AdBlue is needed in any diesel vehicle equipped with Selective Catalytic Reduction (SCR) technology to comply with Euro 5 and Euro 6 emission standards. AdBlue is not a fuel, or a fuel additive, but a reducing agent used within the SCR system to convert the harmful Nitrous Oxide into innocuous Nitrogen and Water, resulting in less pollution.
- The generic term is Diesel Exhaust Fluid (DEF)
- Injected into the exhaust system, it will be used at a rate of around 5 litres per 100 litres of diesel
- It reduces diesel exhaust nitrogen oxide emissions by more than 90%
- Officially AdBlue is the registered trademark for Urea Solution 32.5%, used with the Selective Catalytic Reduction system (SCR)

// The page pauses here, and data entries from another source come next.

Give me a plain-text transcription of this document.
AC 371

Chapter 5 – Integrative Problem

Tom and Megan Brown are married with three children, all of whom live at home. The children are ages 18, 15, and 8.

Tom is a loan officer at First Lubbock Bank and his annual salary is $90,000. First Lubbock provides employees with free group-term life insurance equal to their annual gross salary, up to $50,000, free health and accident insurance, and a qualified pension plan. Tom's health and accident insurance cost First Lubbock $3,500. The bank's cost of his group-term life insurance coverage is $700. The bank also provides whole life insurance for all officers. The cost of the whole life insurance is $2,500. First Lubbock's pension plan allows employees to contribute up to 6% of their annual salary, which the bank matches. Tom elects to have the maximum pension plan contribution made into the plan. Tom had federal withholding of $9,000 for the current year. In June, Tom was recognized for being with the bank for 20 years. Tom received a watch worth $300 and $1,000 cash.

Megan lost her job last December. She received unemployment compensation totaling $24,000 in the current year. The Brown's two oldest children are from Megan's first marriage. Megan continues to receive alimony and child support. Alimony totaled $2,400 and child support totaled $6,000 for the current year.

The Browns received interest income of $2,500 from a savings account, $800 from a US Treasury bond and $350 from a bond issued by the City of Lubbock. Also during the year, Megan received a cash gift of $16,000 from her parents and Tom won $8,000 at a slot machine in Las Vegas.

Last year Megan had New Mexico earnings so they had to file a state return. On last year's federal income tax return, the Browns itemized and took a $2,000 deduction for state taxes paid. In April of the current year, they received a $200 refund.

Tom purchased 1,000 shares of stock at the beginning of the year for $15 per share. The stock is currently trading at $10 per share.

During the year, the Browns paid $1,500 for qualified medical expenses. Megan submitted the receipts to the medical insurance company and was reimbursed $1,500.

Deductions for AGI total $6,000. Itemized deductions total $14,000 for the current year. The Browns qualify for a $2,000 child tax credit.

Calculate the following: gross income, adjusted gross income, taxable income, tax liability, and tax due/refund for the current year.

ADBLUE is a fluid treatment used to clean up diesel exhaust emissions and while it first appeared for trucks it is becoming increasingly used for premium cars too – so you need to be aware of it so that you can advise customers.It is not just another blue fluid to keep checking in cars or vans, alongside the antifreeze and screenwash – and it must not be taken for granted.
Run low on AdBlue – or worse, run out – and the vehicle goes into reduced power ‘limp’ mode. But unlike some other checks, such as tyre pressures or tyre tread depth, at least the driver gets dashboard alerts.
If the diesel car is Euro 6 compliant, which all new cars must now be, the designation helps keep down the company car tax.
Most major manufacturers have chosen the AdBlue route for compliance and this is an essential fluid used with a Selective Catalytic Reduction (SCR) system to reduce the exhaust emissions. The system has its own tank and its own filler, usually beside the diesel fuel filler.
Basically, what it does is convert more than 90% of harmful nitrogen oxide emissions into harmless nitrogen and steam and reducing these nitrogen oxides should lead to less pollution and smog in urban areas.
It’s not the only emission control feature and will often work in conjunction with a diesel particulate filter (DPF) that collects soot particles.
Originally just seen in commercial vehicles, with diesel emissions targets becoming more stringent the AdBlue injection systems have now become a feature of modern diesel-powered cars and vans.
**AdBlue is very easy to use and is not a fuel or fuel additive, but a high purity urea solution. AdBlue is non flammable, and non-explosive, and considered a transportable fluid.